[rescue] KVM-over-ip

Justin Haynes justin at justinhaynes.com
Tue Jun 14 15:50:34 CDT 2011


There is a program whose name I have forgotten, which runs under *NIX,
Windows and MacOS which allows you to connect as many systems as you want

> in a row and as you move your mouse the focus and keyboard slide to the one
> you want.
>
> http://synergy2.sourceforge.net/



> They are connected to one system and become virtually connected to each
> system as you point to it.
>
>
This solves the problem of using one keyboard and mouse with several
*consoles*, but not the problem of using a remote machine with the display
exported.

BTW, if you plan to use a Mac as your X server and have clients on remote
> systems, you need to use Xvnc on the clients, and a VNC server on the Mac.
> There has been for many years a conflict between MacOS's X server and
> GNOME, and the latest security release for MacOS's X server removed TCP
> support.
> You can fake it with ssh tunneling, but that adds a lot of overhead.
>

I wonder though, if:

1. you can tolerate 16bpp
2. you have a fast N network that isn't being used too heavily
3. computing power is adequate to run compression quickly*
4. *latency isn't a *huge* issue.  (if your 3d gaming, then maybe not. :-)
)  Then you can run the msot extreme compression

It might be *bearable* to export the session or use something like TightVNC.
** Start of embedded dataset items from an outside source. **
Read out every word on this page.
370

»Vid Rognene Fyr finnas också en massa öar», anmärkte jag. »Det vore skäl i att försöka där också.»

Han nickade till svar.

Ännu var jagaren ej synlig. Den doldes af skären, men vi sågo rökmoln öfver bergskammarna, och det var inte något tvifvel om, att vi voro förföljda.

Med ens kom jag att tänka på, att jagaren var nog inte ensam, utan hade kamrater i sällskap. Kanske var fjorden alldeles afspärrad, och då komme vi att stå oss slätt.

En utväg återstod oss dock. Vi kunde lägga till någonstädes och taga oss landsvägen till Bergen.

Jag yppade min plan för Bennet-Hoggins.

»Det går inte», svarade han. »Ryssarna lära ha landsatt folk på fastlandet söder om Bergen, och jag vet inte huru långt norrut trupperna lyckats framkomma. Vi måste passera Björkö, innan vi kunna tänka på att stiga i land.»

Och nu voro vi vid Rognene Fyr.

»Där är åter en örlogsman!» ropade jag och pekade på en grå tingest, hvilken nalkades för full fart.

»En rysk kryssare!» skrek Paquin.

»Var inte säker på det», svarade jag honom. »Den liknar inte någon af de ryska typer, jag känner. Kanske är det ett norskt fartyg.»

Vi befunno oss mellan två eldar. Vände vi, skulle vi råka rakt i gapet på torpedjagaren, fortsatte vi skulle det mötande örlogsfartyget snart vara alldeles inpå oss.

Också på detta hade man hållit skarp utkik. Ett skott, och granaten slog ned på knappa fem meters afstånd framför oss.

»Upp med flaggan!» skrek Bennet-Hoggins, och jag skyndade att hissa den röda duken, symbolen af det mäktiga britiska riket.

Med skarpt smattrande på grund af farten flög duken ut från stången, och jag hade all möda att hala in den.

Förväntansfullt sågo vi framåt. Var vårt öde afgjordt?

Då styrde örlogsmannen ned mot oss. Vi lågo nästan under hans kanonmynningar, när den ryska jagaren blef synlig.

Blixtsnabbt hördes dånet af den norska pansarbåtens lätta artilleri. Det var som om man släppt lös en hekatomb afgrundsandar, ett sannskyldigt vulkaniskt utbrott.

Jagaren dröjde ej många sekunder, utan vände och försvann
I realize this wasn't really the question..  I'm just wondering if you can
get around the limitations by speeding up the network.


ah, but maybe Geoffrey's point was to have the cable hidden and going into
the next room, and then you control that remote machine remotely with the
display locally attacheed but in the same room..  (Sorry Geoffrey if that's
what you meant, I was just catching up. :-)  )

And I've found that synergy works just fine.